SECT. 9. The said boxes shall, immediately after any drawing for jurors, be locked and kept by the prothonotary, the keys being delivered into the custody of the clerk of the peace.

SECT. 10. The sheriff of the county, upon receiving a list of persons drawn for grand jurors as aforesaid, shall, at least ten days before the next ensuing term of the Court of General Sessions for his county, summon, in writing, each of the said persons to serve as the standing grand jurors for that year at the said court. He shall, in like manner, upon receiving a list of persons drawn for petit jurors as aforesaid, at least ten days before the next ensuing term of the Superior Court and Court of General Sessions, summon, in writing, each of the said persons to serve as petit jurors at the then next term of the said courts respectively.

The sheriff shall, within one hour after opening of said courts respectively, on the first day of every term, return to each of said courts a separate and distinct panel of persons summoned to attend thereat as grand or petit jurors, showing the Christian and surnames, and places of abode of such jurors.

SECT. 11. The grand jurors for the year drawn as aforesaid shall be summoned and returned to attend, as grand jurors, at any Court of Oyer and Terminer, when the precept for holding such court directs a grand jury to be summoned.
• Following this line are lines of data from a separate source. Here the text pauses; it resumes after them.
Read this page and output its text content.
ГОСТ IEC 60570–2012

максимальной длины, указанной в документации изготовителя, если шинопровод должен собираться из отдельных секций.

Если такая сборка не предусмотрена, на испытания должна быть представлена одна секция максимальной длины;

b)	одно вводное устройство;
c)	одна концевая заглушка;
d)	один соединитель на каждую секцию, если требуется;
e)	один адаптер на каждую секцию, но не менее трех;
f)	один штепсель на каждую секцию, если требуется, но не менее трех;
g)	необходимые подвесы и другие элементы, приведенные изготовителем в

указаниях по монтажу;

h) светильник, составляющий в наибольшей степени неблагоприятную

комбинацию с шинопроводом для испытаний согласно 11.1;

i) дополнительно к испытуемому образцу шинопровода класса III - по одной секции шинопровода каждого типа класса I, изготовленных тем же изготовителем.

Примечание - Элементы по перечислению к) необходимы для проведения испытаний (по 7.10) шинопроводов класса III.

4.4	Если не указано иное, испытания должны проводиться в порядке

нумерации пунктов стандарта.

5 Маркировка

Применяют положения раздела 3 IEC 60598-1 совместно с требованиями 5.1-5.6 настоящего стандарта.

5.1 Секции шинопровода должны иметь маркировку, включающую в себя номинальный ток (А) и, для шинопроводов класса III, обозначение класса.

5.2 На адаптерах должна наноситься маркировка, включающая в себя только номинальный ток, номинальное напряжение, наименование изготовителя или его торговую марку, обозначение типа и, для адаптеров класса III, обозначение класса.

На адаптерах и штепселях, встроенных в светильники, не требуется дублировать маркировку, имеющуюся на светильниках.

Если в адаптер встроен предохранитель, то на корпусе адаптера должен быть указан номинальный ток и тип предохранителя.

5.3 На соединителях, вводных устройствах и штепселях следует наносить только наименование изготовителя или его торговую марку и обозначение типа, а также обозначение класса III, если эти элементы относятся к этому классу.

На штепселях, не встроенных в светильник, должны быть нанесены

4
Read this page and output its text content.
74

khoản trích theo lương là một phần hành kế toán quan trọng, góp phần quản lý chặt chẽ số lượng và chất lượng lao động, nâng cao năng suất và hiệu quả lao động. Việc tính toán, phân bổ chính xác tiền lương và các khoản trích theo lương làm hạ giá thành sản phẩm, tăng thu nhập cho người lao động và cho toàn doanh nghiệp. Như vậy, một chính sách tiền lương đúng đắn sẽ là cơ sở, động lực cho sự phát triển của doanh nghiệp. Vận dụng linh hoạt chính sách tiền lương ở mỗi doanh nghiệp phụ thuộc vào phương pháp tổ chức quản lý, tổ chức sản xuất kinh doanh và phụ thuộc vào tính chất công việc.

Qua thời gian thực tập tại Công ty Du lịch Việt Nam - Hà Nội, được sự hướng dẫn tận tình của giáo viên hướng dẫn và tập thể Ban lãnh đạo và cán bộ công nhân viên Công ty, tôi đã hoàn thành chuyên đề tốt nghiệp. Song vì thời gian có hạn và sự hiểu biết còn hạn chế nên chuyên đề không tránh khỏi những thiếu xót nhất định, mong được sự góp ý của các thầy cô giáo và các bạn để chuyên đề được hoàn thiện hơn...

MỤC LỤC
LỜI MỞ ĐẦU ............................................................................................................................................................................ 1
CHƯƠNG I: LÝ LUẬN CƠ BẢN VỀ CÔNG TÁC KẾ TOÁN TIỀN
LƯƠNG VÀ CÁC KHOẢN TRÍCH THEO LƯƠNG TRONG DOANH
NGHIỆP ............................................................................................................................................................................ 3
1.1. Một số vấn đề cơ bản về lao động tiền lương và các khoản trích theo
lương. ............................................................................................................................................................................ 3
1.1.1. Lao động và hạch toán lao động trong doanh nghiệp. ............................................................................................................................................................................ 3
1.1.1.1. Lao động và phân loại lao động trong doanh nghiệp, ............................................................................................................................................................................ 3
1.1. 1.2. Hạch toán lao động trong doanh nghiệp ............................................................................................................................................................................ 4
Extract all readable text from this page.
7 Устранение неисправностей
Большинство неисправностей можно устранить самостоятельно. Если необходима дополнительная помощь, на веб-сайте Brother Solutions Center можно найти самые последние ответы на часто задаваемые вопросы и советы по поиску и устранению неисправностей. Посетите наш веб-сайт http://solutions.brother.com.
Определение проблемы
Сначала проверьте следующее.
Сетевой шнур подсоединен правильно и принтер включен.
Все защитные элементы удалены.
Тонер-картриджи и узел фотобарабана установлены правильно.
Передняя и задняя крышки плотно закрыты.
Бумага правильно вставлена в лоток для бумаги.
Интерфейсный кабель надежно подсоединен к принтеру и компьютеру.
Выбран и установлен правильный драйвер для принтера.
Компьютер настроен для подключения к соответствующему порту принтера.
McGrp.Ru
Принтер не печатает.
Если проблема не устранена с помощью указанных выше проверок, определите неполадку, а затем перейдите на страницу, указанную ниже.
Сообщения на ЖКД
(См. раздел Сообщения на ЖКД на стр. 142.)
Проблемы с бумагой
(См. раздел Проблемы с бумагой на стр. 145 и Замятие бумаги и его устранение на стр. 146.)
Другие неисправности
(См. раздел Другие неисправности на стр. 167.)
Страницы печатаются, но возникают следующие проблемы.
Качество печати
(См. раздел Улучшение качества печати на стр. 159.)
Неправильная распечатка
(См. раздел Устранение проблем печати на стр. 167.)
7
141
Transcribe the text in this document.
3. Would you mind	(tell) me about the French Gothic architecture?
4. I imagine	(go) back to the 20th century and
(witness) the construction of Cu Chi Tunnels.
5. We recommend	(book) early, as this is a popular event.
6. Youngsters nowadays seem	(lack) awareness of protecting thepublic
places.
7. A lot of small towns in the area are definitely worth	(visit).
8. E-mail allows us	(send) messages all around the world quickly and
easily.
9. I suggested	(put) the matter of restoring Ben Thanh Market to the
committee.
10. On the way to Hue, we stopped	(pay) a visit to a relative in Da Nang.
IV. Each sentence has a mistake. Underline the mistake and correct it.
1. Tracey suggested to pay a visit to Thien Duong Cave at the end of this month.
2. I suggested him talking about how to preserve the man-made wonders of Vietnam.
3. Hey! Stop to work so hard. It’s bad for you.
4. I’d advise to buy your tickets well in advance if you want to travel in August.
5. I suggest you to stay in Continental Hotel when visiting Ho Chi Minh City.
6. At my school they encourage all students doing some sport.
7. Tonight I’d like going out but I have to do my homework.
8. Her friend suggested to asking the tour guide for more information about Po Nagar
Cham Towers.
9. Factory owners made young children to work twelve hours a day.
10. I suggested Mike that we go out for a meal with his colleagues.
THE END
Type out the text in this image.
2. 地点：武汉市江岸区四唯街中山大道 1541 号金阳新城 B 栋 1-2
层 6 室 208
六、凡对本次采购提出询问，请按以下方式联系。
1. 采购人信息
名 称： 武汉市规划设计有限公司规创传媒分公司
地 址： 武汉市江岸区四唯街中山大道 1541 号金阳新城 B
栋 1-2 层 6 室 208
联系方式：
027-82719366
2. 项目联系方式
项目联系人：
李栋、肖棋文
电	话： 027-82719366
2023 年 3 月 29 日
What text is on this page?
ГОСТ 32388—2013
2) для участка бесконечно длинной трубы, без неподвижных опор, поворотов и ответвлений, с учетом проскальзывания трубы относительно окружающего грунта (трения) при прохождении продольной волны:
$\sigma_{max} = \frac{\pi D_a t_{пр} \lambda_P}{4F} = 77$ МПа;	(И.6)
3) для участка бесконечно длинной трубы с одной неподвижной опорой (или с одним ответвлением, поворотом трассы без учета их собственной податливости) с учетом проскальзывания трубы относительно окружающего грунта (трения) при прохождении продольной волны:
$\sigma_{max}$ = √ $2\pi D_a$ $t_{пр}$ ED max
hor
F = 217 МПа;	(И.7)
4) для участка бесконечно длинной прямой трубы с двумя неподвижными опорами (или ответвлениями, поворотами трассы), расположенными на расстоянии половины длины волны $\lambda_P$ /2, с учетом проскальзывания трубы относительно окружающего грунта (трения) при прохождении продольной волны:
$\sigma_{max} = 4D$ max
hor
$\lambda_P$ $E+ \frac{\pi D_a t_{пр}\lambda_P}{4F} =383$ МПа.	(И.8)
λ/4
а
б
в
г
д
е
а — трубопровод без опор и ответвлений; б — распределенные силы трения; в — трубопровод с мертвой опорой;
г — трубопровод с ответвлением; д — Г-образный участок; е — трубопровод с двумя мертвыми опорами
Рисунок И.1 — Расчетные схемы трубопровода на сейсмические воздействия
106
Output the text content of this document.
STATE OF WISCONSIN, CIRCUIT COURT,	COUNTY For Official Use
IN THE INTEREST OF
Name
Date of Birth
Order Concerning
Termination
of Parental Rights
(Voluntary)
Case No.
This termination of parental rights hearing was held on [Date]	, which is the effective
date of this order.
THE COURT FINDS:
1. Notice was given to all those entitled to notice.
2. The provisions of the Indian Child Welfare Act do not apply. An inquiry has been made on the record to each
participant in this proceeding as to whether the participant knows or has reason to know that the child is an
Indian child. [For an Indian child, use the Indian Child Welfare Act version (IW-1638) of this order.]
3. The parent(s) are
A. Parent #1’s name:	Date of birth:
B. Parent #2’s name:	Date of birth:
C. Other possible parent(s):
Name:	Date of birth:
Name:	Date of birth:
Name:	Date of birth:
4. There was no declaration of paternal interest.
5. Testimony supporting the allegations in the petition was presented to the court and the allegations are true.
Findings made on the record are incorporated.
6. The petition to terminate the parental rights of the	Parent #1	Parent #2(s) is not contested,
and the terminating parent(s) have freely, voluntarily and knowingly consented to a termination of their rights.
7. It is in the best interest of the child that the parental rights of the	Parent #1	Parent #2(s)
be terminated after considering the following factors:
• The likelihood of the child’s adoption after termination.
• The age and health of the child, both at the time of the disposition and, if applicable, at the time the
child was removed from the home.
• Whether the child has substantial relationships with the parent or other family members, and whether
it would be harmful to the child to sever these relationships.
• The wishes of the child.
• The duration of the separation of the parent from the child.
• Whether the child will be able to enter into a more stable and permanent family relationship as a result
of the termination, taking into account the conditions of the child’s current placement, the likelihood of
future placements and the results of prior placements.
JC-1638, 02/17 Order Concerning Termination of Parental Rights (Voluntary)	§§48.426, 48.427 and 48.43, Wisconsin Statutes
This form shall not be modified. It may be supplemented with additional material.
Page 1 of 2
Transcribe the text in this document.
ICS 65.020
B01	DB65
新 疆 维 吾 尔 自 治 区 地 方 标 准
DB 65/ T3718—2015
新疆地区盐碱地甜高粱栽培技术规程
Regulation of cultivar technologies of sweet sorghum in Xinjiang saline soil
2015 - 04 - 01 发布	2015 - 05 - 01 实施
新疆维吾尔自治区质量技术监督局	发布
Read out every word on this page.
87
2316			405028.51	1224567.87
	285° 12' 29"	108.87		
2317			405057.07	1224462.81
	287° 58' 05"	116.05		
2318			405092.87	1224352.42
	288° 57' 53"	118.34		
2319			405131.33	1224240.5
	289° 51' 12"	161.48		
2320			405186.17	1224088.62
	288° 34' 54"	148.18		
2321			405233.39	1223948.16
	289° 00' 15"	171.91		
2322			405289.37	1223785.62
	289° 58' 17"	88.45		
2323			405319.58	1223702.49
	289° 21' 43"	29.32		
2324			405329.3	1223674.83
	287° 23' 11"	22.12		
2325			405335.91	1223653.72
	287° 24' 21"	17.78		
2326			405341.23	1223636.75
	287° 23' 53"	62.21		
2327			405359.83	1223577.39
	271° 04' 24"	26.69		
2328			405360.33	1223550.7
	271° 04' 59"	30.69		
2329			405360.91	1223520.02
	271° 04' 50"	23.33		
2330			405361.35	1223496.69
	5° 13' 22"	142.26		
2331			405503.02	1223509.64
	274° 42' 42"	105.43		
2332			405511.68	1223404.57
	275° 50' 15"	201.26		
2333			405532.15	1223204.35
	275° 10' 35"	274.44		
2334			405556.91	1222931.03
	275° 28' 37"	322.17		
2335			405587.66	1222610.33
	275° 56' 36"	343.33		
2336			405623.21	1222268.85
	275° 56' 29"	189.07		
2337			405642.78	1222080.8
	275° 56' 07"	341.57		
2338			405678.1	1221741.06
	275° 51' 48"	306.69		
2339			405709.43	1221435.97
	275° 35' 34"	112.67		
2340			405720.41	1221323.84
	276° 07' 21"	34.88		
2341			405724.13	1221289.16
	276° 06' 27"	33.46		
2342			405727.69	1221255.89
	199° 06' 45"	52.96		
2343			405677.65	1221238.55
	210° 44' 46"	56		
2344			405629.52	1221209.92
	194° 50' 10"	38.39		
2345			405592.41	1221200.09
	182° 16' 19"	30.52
For any Court of Oyer and Terminer, forty-eight petit jurors shall, upon notice from the sheriff to the prothonotary and clerk of the peace that such court is to be held, be drawn, summoned and returned according to the foregoing provisions for drawing, summoning and returning petit jurors for the Superior Court and Court of General Sessions: Provided, that if the day assigned for holding a Court of Oyer and Terminer shall be at a time when a petit jury is in attendance upon the Superior Court or Court of General Sessions, such jury shall constitute a part of the panel of the petit jurors to be summoned to attend the said Court of Oyer and Terminer, and only the residue of the said number of forty-eight jurors shall be drawn according to the foregoing provisions.